Monday, June 25, 2012


Creativity flourishes under the ideal psychological conditions that result from a self engaged in expanding ever more enriching modes of experience. New forms of experience present new meanings, some offering new values. Values that promote greater harmony between the individual and the environment provide avenues for growth, which fortify the self and foster the unfolding of further potential. This is valuable not only to the growing individual but also to society” (Uffelman, 2011p. 329)

Dewey extols experience as the place of learning—a pedagogy of infinite possibility.  My Cagli experience jump-started early in the morning on the first day of class. I took a hike with a friend on a ridge a mile outside the city walls. He knew the ridge and scaled it goat-like; he did not know about my acrophobia. After 50 feet, he asked if I had problem with heights but by then retreating was a paralyzing option. In the 45 minute 35ish degree assent I was clinging to roots and rocks and mostly crawling, nauseous, dizzy and unconcerned about bleeding, torn clothes, and bruised legs…my guide oblivious to the internal agony, continually urging me upward, cautioning me not to look back or down and deaf to my cursing and claims that I could not go on…”forward facing…always forward facing!” Arriving at the top, I stood with my hands raised in victory…fortified and bursting with metaphor.



Monday, June 11, 2012

travel as a political act


Swiss Alps, 2011
Rick Steves’ discussion of American Empire would have run me off …from Rick Steves and Gonzaga a decade ago. For many years I held fast to a socio-political-spiritual philosophy that quickly tucked those trigger words into a tightly sealed box labeled blind liberals—accompanied by a “feisty response” (Steves, 2009. p. 96) summarily  dismissing the ideas and the people offering them. Steves proposes that a large part of the world holds this perception and will treat us accordingly; this is valuable information for overseas travelers.  I remember after 911 I was jolted to think anyone had a reason to hate America.


Steves describes sources of this perception including the US dismissal of the UN, gregarious “hard power”(Steves, 2009, p. 97) militarism, and the war on terrorism that has multiplied our enemies.  All of these were sanctioned as quasi Holy Writ in my world and were akin to heresy if questioned; whole groups of people were summarily dismissed who held other views.  Many changes have occurred in me over the past few years as I find it more comfortable to let go of a hard line seeking instead to hold conflicting ideas in tension; Steves’ ideas are palatable to me and applicable to my overseas trekking. One element that was missing in my perceptual framework of many years was a simple compassion for others. My rigid doctrine blinded me to this absence.

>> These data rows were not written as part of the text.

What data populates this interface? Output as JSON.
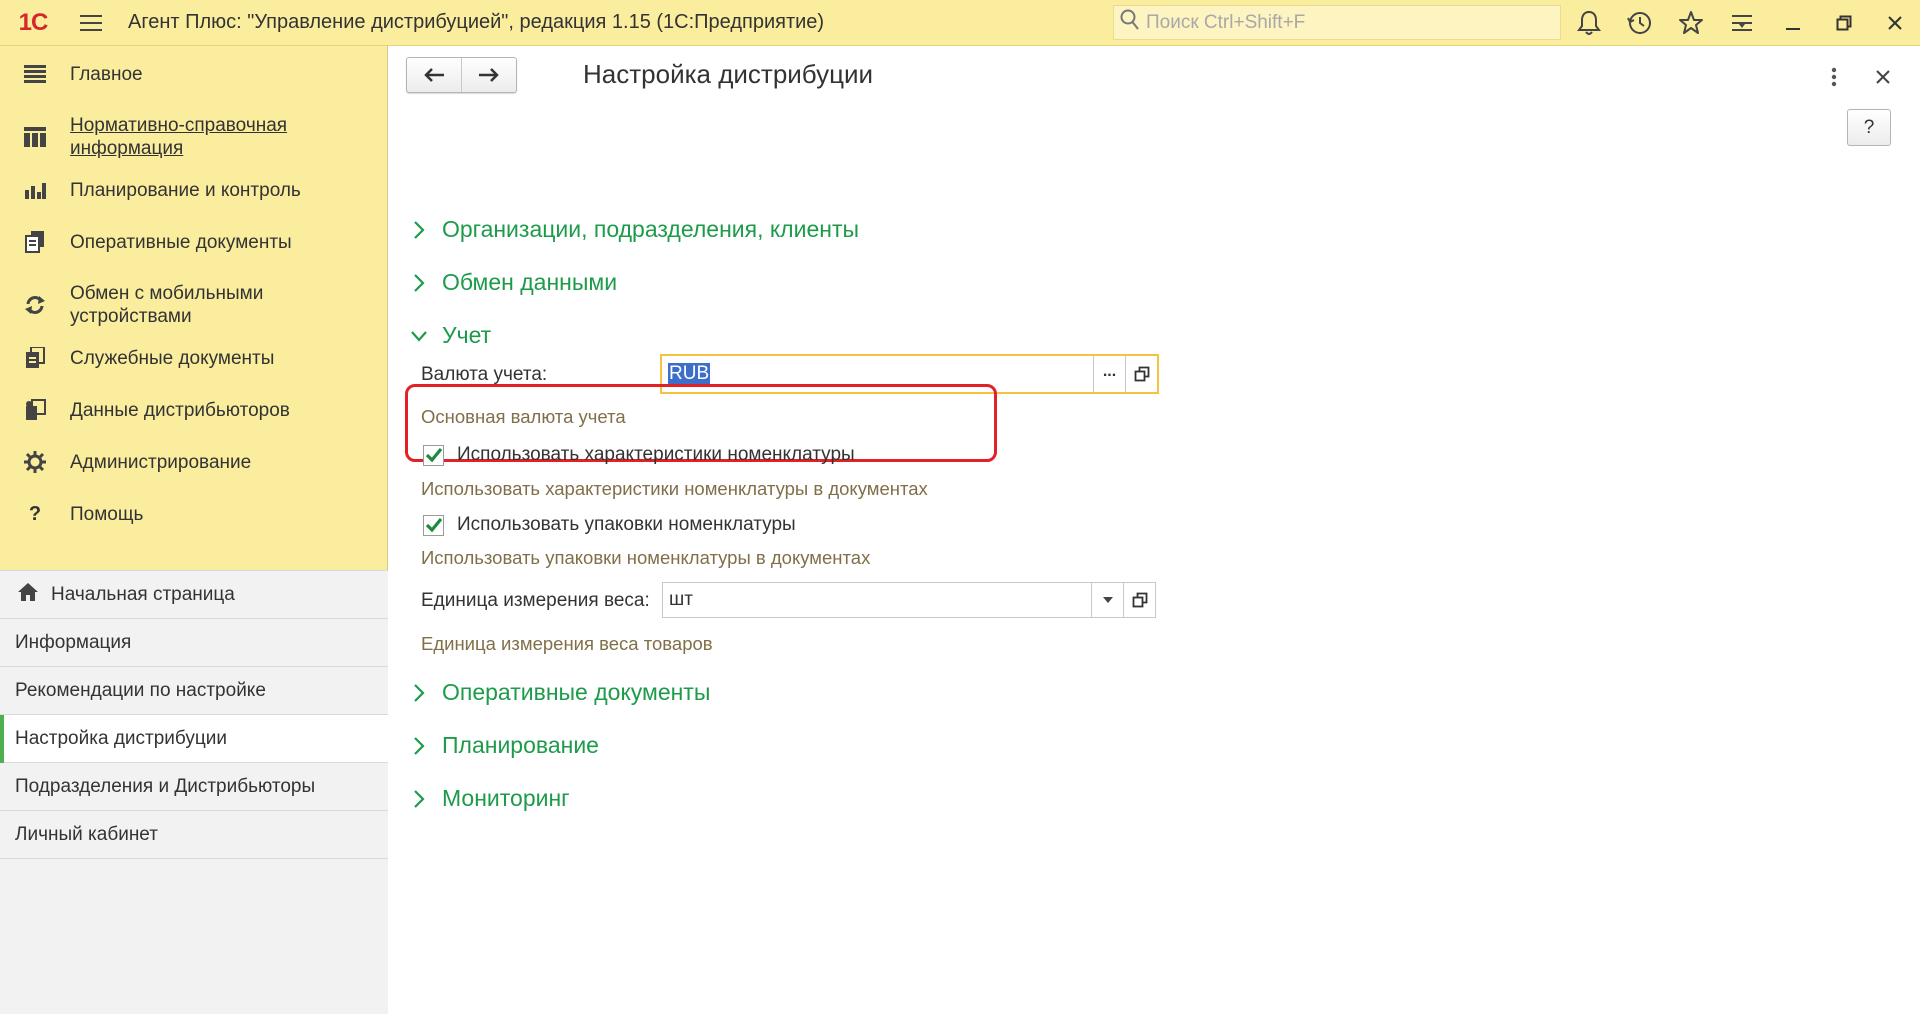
{
  "app": {
    "logo": "1С",
    "title": "Агент Плюс: \"Управление дистрибуцией\", редакция 1.15  (1С:Предприятие)",
    "search_placeholder": "Поиск Ctrl+Shift+F"
  },
  "sections": [
    {
      "label": "Главное",
      "icon": "list-icon"
    },
    {
      "label": "Нормативно-справочная информация",
      "icon": "catalog-icon"
    },
    {
      "label": "Планирование и контроль",
      "icon": "chart-icon"
    },
    {
      "label": "Оперативные документы",
      "icon": "documents-icon"
    },
    {
      "label": "Обмен с мобильными устройствами",
      "icon": "sync-icon"
    },
    {
      "label": "Служебные документы",
      "icon": "service-docs-icon"
    },
    {
      "label": "Данные дистрибьюторов",
      "icon": "distributor-icon"
    },
    {
      "label": "Администрирование",
      "icon": "gear-icon"
    },
    {
      "label": "Помощь",
      "icon": "question-icon"
    }
  ],
  "open_windows": [
    {
      "label": "Начальная страница"
    },
    {
      "label": "Информация"
    },
    {
      "label": "Рекомендации по настройке"
    },
    {
      "label": "Настройка дистрибуции"
    },
    {
      "label": "Подразделения и Дистрибьюторы"
    },
    {
      "label": "Личный кабинет"
    }
  ],
  "form": {
    "title": "Настройка дистрибуции",
    "help_label": "?",
    "groups": {
      "orgs": "Организации, подразделения, клиенты",
      "exchange": "Обмен данными",
      "accounting": "Учет",
      "operative": "Оперативные документы",
      "planning": "Планирование",
      "monitoring": "Мониторинг"
    },
    "currency": {
      "label": "Валюта учета:",
      "value": "RUB",
      "hint": "Основная валюта учета",
      "select_btn": "..."
    },
    "use_characteristics": {
      "label": "Использовать характеристики номенклатуры",
      "checked": true,
      "hint": "Использовать характеристики номенклатуры в документах"
    },
    "use_packages": {
      "label": "Использовать упаковки номенклатуры",
      "checked": true,
      "hint": "Использовать упаковки номенклатуры в документах"
    },
    "weight_unit": {
      "label": "Единица измерения веса:",
      "value": "шт",
      "hint": "Единица измерения веса товаров"
    }
  },
  "colors": {
    "titlebar": "#fbed9e",
    "group_green": "#1d9b4a",
    "highlight_red": "#e32026",
    "focus_border": "#f5c242"
  }
}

Steves’ experiences in Iran persuade me that I can effectively diffuse misunderstanding in small ways as I engage the people in my travels in Italy and beyond. He talks about the shock of Iranians when they discover he is American stating, “They seem to be thinking, ‘I thought Americans hate us’"(p. 168). It is particularly easy to make assumptions and hold hatred of people we cannot see and especially those in a part of the world we know nothing about; the distance facilitates this. By traversing the physical gap through travel, we come face to face and find there are no foreigners. "Compassion is the quivering of the pure heart...when we have allowed ourselves to be touched by the pain of life...under this rubric, even the idea of enemy vanishes" (Brussat, 1996, p. 91).


Brussat, F. (1996). Spiritual literacy: Reading the sacred in everyday life. New York, NY: Scribner.
Steves, R. (2009). Travel as a political act. New York, NY: Nation Books.